Ici s’impose la puissante parole de Jésus, consignée dans l’évangile de Jean : « La vérité  vous  rendra  libre. ».  Mais,  laïcisme  oblige,  entraînant  le  reniement  des  racines  chrétiennes de la France, il faut effacer cette référence.

 Je me tournerai donc vers St Exupéry (non, il n’est pas canonisé), affirmant dans Citadelle : « je ne connais qu’une liberté qui est exercice de l’âme.»

Dès lors, pour étoffer les arguments de notre président, je suggère quelques grands écrivains et philosophes, ainsi que diverses citations de haute tenue. Puisant dans Platon, Thucydide, Sénèque, Péguy, Bernanos, Malraux, ce bref florilège :

« Placez le bonheur dans la liberté, la liberté dans la vaillance » (c’est le grand Périclès qui s’adresse aux athéniens au Vème siècle avant J- C.)

 « Ce n’est pas des richesses que vient la vertu, mais c’est de la vertu que viennent les richesses et tous les autres biens, pour les particuliers comme pour l’Etat » (Socrate)

 « Le sage pense toujours à ce que vaut la vie et non à ce qu’elle dure. » (Sénèque et son ami Lucilius)
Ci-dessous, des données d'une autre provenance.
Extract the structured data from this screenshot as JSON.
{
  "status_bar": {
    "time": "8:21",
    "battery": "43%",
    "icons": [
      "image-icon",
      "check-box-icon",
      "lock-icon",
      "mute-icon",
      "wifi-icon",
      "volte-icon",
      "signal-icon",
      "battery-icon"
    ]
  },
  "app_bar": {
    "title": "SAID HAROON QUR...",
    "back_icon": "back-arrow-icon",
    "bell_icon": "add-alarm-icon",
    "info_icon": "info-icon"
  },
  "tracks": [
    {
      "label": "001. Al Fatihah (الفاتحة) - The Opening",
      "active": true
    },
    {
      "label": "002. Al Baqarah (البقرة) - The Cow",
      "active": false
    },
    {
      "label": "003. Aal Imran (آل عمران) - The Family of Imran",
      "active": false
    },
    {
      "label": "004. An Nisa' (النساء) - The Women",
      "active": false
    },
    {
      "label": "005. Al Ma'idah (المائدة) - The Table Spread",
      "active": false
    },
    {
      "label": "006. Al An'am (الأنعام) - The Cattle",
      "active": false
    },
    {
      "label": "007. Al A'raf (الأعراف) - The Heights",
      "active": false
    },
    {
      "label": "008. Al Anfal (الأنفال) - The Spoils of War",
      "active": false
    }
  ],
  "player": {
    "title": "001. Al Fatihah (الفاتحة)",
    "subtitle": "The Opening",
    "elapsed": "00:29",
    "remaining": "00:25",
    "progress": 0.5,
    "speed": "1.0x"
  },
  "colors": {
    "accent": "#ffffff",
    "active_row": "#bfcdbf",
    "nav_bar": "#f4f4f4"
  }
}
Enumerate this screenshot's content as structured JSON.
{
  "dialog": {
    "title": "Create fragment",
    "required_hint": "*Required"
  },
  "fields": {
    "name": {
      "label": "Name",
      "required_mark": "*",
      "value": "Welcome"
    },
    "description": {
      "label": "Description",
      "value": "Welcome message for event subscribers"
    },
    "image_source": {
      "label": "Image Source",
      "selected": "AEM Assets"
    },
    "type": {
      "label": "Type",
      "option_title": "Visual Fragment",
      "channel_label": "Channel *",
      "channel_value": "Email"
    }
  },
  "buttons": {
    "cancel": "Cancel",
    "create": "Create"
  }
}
 « Sommes-nous chargés d’être des vainqueurs, ou d’être des nobles. Et de maintenir dans  le  monde  un  certain  niveau  de  noblesse »  (inoubliable  Note  conjointe,  laissée inachevée par la mort de Péguy, en 1914, aux champs d’honneur.)

 « L’homme ne devient homme que dans la poursuite de sa part la plus haute » (Malraux)

« La pire menace pour la liberté n’est pas que l’on se la laisse prendre, c’est qu’on désapprenne à l’aimer, ou qu’on ne la comprenne plus. » (Bernanos, en janvier 1947)

Pour terminer, je rappellerai aux frénétiques usagers des réseaux sociaux le jeu de mot en latin, très prisé des Humanistes : le livre (liber) rend libre (liber). Car la vertu et la culture s’allient pour permettre en chacun l’essor de la liberté.